The Japanese collective After Dinner, which included ten musicians, could come up with more ideas in a four-minute song than most bands bring to an entire album. While their music is difficult to classify, it shared a kinship with the avant-prog Rock in Opposition (RIO) movement formed by Henry Cow, as well as the jumpy collages of The Faust Tapes. After a single and album released in Japan, they connected with ex-Henry Cow drummer Chris Cutler’s Recommended label to reach an international audience. While working with traditional Japanese instruments, they introduced aspects of European pop, rock and classical music. Singer-keyboardist Haco composed the songs and worked samples into them. While her roots began in new wave, she had academic training and learned to create tape loops and manipulate found sounds in the tradition of musique concrète. Seemingly ramshackle, their songs evolve constantly. Their whimsical sense of humor comes across even without understanding the Japanese lyrics. They incorporate such a wide array of sounds that it’s tempting simply to list all the instruments used. Haco’s even been credited with playing a bouncing volleyball.
Adding both sides of the 1982 single “After Dinner”/”Cymbals at Dawn,” Recommended rereleased the brief Glass Tube in Europe as After Dinner. (1982-1985 is a vinyl-only release of the same material.) With an “everything can be percussion” attitude, it’s the more eccentric sister of PiL’s The Flowers of Romance. Field recordings of birdsong bookend “An Accelerating Etude,” which ends with backwards tapes. On “Shovel & Little Lady,” Haco sings above a rising cacophony of drums.

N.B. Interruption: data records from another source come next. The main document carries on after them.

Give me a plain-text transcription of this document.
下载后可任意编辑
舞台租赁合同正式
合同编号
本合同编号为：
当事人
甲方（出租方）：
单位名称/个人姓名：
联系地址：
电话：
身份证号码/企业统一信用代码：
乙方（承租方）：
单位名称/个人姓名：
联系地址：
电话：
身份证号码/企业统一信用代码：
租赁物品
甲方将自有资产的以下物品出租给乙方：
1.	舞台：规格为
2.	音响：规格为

The album incorporates textures more often used as Foley effects. (Is that a snare or a block of wood getting chopped?) The songs skip around so much that they don’t quite fully sink in, with “Soknya-Doll” being the most accessible.
The Souvenir Cassette was recorded on a Walkman during After Dinner’s first European tour, then issued as a bonus with Recommended’s release of After Dinner. Its current incarnation adds eight songs taken from later tours to the original 10. As one might guess, the sound quality is fuzzy, but with a more limited array of instruments than they could access in the studio, After Dinner make their best attempt to rework their songs. A better recording might have brought out new power in their sound, with heavier guitar and drums than Glass Tube, but the bootleg-level murk means that it holds up mostly as an addendum to their studio albums rather than a work to be enjoyed on its own.
Paradise of Replica introduces a newly strengthened feel for songwriting, as unusual as it is. Rather than verse-chorus-verse structures, the songs are organized by rhythm and timbre. There’s a consistent method to the madness, which rewards active, repeated listening. “A Walnut” leans towards baroque psychedelic pop, changing time signatures so often that it sounds like a medley. Haco’s vocals show tremendous range, jumping over the melody from note to note and ascending from a childlike coo to operatic extremes. The uncommonly concise “Kitchen Life I” brings guitar and marimba to the fore. The eight-minute “KA-NO-PU-SU-NO-HA-KO,” written about Haco’s reaction to a museum exhibit of Egyptian mummies, lets its dynamics play out at length, repeatedly stopping and starting. Her voice delivers an extended, emotional rumination, especially during the section dominated by violin and gong. The CD, released in 2000, adds four remixes, although they’re no longer contained on the version available from Bandcamp. Paradise of Replica is the deepest iteration of the practice of liberation via play running through After Dinner’s brief oeuvre.